Spione und Schatzsucher: Als der Krieg im Salzkammergut endete
SALZKAMMERGUT. Mythos Alpenfestung: Vor 70 Jahren war das Salzkammergut der letzte Fluchtpunkt für hochrangige Naziverbrecher – aber auch ein Tummelplatz schillernder Persönlichkeiten.
Am 9. April 1945 sprang Albrecht Gaiswinkler über dem Feuerkogel aus einem britischen Bomber. Der Ausseer Kommunist war 1944 in Frankreich zu den Engländern übergelaufen und einer von vielen Agenten, die von den Alliierten in der Alpenfestung abgesetzt wurden. Sie sollten die Nazis in ihrem letzten Rückzugsgebiet von innen bekämpfen.

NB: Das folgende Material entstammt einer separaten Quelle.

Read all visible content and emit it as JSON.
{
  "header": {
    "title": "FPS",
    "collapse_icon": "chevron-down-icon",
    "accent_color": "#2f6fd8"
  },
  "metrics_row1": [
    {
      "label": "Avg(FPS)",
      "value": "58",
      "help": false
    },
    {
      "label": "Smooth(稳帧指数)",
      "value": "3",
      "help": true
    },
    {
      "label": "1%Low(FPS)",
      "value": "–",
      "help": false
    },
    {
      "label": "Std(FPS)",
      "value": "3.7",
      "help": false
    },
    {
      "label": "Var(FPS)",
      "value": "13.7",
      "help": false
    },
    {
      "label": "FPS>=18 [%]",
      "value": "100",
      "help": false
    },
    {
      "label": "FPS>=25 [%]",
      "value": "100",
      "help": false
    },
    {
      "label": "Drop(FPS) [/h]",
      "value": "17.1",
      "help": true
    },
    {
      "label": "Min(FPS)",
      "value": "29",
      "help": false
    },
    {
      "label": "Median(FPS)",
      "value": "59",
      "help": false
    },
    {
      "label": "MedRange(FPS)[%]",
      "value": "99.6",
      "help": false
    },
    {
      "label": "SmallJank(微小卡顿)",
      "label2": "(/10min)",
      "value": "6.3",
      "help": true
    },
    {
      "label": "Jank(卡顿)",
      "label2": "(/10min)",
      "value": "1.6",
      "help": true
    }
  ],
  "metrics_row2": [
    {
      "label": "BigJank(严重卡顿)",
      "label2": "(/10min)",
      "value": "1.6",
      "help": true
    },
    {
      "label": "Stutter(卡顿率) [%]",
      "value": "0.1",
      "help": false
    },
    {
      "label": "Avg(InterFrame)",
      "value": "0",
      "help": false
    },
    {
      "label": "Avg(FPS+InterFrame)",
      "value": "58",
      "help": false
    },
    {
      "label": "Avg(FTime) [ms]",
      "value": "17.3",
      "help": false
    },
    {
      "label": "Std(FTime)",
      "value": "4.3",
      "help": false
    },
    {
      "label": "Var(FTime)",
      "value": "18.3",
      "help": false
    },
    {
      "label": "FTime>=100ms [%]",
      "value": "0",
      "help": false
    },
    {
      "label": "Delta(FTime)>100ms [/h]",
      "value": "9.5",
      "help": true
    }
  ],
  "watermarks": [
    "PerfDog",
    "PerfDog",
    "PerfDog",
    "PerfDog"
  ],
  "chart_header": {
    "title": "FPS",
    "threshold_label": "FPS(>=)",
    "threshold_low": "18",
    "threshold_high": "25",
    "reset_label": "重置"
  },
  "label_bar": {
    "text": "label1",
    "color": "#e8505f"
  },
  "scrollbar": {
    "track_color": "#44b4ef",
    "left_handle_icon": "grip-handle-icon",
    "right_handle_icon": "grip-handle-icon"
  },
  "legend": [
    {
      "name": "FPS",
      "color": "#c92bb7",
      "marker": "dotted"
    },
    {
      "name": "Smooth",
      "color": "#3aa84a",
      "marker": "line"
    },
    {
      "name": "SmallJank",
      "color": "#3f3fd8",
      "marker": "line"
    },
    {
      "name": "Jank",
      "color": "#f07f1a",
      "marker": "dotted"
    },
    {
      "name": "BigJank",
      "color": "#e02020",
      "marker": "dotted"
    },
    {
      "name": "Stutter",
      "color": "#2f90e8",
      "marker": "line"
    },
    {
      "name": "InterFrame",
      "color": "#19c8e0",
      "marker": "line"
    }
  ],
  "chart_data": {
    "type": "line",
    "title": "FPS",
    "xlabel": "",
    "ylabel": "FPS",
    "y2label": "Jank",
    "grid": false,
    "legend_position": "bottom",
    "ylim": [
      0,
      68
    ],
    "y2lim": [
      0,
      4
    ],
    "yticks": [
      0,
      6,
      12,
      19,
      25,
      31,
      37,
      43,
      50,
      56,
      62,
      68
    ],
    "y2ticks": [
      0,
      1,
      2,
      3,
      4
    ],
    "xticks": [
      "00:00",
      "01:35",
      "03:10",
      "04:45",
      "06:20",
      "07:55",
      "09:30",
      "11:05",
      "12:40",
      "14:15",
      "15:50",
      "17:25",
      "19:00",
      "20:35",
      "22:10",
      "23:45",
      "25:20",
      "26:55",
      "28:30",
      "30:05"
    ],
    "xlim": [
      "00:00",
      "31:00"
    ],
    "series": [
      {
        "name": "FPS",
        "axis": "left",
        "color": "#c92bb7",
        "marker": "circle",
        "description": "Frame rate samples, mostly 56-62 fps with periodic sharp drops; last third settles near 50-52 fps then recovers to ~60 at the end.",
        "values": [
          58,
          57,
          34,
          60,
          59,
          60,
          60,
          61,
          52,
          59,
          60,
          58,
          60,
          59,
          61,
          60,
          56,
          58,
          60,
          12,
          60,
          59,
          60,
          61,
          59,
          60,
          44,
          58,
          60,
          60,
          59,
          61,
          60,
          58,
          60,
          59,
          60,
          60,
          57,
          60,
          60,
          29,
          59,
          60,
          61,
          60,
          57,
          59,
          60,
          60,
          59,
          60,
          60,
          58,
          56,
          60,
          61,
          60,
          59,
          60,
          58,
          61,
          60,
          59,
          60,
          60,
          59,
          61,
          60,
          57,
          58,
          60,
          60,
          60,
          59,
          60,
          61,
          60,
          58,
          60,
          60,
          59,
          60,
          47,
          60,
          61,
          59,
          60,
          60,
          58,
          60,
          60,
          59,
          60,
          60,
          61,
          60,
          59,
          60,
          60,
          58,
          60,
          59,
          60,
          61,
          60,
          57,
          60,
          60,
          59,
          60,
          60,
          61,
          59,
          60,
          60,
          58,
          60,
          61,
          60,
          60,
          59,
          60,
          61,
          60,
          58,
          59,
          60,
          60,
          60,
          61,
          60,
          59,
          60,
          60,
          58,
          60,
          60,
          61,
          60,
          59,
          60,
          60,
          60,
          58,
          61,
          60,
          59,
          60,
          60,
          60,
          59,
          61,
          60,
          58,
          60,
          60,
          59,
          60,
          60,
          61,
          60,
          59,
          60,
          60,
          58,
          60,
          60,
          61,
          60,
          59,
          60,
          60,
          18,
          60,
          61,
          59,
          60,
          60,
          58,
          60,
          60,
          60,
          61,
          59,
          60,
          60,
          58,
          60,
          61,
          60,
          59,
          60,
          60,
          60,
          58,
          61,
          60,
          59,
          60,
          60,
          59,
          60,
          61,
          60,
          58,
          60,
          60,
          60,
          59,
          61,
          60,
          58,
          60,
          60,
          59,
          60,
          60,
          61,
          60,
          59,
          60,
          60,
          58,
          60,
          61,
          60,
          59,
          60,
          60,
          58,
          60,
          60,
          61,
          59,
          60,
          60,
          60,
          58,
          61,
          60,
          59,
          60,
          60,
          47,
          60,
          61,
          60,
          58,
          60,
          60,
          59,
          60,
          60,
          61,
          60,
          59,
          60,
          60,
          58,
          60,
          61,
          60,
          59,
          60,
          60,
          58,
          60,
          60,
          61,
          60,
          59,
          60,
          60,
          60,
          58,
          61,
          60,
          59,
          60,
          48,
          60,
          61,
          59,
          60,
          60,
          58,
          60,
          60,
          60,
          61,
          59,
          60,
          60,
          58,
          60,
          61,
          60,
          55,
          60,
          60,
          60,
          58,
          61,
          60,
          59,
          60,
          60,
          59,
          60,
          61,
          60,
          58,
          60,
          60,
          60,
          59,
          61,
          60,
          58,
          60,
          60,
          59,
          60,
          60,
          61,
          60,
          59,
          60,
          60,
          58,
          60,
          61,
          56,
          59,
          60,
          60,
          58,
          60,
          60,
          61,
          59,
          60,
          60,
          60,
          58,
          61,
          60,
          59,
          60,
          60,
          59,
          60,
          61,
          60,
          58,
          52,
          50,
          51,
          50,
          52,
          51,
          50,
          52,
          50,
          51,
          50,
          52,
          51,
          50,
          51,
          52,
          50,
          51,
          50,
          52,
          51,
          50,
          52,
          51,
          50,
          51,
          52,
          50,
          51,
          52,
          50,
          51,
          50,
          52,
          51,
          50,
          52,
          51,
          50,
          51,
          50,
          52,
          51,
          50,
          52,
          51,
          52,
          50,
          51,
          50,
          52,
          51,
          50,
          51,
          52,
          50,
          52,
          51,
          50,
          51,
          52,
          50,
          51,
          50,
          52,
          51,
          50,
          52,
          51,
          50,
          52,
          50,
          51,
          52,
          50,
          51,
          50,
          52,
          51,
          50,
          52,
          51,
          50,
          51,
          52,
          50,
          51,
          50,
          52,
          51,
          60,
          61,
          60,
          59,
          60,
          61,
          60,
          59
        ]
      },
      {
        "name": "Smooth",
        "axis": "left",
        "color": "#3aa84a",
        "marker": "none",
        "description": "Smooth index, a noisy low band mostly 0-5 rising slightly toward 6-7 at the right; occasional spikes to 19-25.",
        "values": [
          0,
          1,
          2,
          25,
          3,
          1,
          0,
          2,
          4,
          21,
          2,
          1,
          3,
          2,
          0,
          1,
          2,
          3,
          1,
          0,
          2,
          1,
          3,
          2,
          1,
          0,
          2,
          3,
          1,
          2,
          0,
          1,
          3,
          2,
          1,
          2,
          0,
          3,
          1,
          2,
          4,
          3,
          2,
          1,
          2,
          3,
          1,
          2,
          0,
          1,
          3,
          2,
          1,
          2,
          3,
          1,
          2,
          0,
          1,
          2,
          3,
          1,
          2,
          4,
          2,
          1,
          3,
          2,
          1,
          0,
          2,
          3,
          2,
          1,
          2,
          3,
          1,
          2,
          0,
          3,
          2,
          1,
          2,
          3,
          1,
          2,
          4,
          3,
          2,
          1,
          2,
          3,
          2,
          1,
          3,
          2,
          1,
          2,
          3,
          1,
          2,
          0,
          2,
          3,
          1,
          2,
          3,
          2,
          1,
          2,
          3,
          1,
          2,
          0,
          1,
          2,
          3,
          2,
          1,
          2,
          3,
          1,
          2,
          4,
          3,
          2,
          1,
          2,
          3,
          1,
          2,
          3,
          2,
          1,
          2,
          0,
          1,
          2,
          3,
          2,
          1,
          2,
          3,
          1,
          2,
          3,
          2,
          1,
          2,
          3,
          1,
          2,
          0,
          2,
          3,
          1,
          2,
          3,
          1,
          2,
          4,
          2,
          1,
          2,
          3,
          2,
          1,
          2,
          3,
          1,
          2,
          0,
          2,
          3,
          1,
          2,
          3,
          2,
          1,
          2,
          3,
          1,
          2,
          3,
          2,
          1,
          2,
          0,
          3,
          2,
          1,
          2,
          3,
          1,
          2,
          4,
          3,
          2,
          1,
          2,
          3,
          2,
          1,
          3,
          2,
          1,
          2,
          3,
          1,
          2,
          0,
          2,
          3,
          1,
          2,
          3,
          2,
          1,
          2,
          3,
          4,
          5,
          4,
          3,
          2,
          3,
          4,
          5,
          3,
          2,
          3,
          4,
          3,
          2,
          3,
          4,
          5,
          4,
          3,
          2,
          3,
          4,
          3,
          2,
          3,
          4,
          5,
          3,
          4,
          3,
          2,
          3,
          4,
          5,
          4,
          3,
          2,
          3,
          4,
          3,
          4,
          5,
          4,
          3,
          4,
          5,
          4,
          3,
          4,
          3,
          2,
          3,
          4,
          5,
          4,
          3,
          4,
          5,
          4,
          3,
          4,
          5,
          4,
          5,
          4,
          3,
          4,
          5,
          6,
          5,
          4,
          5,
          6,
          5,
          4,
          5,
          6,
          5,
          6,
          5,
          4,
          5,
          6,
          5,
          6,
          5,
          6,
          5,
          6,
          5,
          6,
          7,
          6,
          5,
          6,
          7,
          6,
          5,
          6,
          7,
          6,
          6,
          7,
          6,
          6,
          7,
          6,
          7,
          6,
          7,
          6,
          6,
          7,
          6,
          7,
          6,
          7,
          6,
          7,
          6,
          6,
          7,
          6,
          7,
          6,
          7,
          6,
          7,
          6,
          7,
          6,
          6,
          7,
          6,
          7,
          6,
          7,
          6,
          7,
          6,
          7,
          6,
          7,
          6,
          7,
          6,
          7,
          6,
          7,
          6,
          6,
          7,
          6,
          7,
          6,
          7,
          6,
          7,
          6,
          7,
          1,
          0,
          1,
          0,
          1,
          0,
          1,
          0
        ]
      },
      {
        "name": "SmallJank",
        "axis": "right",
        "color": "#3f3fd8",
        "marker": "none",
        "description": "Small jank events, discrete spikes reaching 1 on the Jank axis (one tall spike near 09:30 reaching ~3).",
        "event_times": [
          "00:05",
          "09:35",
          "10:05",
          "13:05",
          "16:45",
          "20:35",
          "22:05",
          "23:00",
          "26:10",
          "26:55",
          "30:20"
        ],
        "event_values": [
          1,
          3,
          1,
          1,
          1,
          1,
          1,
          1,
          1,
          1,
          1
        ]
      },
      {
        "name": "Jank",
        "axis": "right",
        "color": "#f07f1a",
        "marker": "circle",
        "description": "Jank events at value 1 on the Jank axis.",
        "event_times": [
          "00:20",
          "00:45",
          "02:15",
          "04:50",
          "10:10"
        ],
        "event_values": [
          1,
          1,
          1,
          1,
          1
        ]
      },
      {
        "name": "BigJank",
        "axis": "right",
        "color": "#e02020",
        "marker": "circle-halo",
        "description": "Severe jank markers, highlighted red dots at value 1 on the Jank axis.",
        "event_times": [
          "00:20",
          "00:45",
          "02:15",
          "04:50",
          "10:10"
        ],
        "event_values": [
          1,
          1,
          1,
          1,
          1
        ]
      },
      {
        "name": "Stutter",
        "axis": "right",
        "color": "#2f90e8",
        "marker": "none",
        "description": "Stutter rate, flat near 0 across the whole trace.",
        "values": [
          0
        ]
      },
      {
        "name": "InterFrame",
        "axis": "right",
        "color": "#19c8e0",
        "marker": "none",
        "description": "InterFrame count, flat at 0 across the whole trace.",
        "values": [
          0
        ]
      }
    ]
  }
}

Doch Widerstand gab es im Salzkammergut längst. Hier hatte sich um den Bad Ischler Sepp Plieseis eine Gruppe von Partisanen und Wehrdienstverweigerern gebildet, die sich im Toten Gebirge verschanzte.
Und auch die Gegenseite war im südlichen Salzkammergut stark vertreten: Nach dem Selbstmord Hitlers war das Ausseerland zum letzten Fluchtpunkt schwer belasteter Nazis geworden. Adolf Eichmann, verantwortlich für die millionenfache Deportation von Juden, tauchte hier ebenso unter wie Ernst Kaltenbrunner, Leiter des Reichshauptsicherheitsamtes. Einige von ihnen hofften, sich mit den Westalliierten gegen die Sowjets verbünden und damit ihre Haut retten zu können.
Doppelagent und Schuldirektor
Unter ihnen auch der aus Wien stammende SS-Offizier Wilhelm Höttl, der Adjutant Kaltenbrunners. Höttl hatte bereits zu westlichen Geheimdiensten Kontakt aufgenommen, war jedoch abgeblitzt. Am 12. Mai wurde er auf einer Ausseer Alm verhaftet, diente sich aber weiter den alliierten Geheimdiensten an und sagte in Nürnberg gegen Kaltenbrunner aus, bevor er als Romanautor Geschichtsklitterung in eigener Sache betrieb und in Bad Aussee zu einer einflussreichen Person aufstieg. "Es gibt in Europa kaum eine Nachrichtenorganisation, zu der dieser Mann nicht Kontakt hätte", schrieb der "Spiegel" 1953. Höttl selbst hatte zu diesem Zeitpunkt in Bad Aussee bereits ein Privatgymnasium gegründet, das Kindern mit Schulschwierigkeiten und betuchten Eltern (unter ihnen Jochen Rindt und André Heller) zur Matura verhalf. 1995 verlieh ihm VP-Landeshauptmann Josef Krainer trotz heftiger Proteste der "Lagergemeinschaft Mauthausen" das Goldene Verdienstkreuz des Landes Steiermark.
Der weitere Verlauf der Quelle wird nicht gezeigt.